Chern-Simons line bundle on Teichm\"uller space

TL;DR

This paper constructs a Hermitian line bundle on Teichmüller space linked to hyperbolic 3-manifolds, revealing geometric structures and invariants like volume and Chern-Simons, with applications to Weil-Petersson geometry.

Contribution

It introduces a new Hermitian holomorphic line bundle on Teichmüller space related to hyperbolic 3-manifolds and establishes its properties and applications.

Findings

The line bundle's curvature is proportional to the Weil-Petersson form.

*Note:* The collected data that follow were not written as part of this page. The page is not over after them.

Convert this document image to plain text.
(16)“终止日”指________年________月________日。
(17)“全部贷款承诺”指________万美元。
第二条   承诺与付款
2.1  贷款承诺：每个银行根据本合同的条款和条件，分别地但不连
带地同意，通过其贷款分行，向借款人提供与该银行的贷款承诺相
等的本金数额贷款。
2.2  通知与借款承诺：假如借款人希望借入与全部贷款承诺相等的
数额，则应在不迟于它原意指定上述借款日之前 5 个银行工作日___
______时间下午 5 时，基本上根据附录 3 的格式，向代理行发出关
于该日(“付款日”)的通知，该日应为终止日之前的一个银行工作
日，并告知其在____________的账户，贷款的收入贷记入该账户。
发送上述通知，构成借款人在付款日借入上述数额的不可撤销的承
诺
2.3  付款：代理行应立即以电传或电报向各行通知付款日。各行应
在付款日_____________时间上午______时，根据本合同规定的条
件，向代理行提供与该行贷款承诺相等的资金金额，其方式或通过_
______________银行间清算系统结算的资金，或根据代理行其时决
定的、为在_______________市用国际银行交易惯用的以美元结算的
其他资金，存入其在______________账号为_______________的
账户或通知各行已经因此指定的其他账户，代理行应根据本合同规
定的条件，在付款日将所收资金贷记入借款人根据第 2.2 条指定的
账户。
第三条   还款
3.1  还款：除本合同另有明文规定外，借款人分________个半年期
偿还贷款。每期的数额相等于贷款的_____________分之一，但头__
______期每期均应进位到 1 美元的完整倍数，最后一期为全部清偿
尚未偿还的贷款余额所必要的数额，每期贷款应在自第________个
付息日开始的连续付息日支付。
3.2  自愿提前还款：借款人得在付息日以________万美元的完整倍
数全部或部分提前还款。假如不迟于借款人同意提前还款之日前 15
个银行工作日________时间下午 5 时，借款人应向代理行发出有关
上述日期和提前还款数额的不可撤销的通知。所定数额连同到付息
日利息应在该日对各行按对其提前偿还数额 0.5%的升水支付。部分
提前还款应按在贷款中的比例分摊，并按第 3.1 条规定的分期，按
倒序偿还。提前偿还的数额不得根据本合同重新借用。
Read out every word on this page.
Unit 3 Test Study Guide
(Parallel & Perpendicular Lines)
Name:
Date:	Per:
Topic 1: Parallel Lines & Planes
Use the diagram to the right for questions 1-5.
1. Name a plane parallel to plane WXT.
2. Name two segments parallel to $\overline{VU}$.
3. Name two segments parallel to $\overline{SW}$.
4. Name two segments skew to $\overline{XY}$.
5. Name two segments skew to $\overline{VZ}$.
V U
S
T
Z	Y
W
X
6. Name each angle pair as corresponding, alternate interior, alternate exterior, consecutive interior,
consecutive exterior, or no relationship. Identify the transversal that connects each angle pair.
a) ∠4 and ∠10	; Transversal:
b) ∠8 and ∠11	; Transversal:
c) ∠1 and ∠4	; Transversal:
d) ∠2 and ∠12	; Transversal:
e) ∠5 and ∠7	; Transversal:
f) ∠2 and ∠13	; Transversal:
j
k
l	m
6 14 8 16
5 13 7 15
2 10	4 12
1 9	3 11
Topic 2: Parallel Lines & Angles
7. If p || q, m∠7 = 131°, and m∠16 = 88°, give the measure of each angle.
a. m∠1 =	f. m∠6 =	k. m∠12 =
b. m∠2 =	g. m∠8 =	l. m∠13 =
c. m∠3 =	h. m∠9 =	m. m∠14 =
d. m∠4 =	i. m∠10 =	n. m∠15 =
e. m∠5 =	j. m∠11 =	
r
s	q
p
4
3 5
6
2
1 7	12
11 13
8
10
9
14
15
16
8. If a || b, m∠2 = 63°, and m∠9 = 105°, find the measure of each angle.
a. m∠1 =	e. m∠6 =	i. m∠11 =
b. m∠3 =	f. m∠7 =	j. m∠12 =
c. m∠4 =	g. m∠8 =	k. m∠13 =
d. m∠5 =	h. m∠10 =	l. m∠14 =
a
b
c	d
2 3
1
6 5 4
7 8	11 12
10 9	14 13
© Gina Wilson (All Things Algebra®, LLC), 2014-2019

The renormalized volume acts as a Kähler potential for the Weil-Petersson metric.

Explicit isomorphism between the line bundle and the determinant line bundle for Schottky uniformization.

Abstract

Let $X$ be a non-compact geometrically finite hyperbolic 3-manifold without cusps of rank 1. The deformation space $\mc{H}$ of $X$ can be identified with the Teichm\"uller space $\mc{T}$ of the conformal boundary of $X$ as the graph of a section in $T^*\mc{T}$. We construct a Hermitian holomorphic line bundle $\mc{L}$ on $\mc{T}$, with curvature equal to a multiple of the Weil-Petersson symplectic form. This bundle has a canonical holomorphic section defined by $e^{\frac{1}{\pi}{\rm Vol}_R(X)+2\pi i\CS(X)}$ where ${\rm Vol}_R(X)$ is the renormalized volume of $X$ and $\CS(X)$ is the Chern-Simons invariant of $X$. This section is parallel on $\mc{H}$ for the Hermitian connection modified by the $(1,0)$ component of the Liouville form on $T^*\mc{T}$. As applications, we deduce that $\mc{H}$ is Lagrangian in $T^*\mc{T}$, and that ${\rm Vol}_R(X)$ is a K\"ahler potential for the Weil-Petersson metric on $\mc{T}$ and on its quotient by a certain subgroup of the mapping class group. For the Schottky uniformisation, we use a formula of Zograf to construct an explicit isomorphism of holomorphic Hermitian line bundles between $\mc{L}^{-1}$ and the sixth power of the determinant line bundle.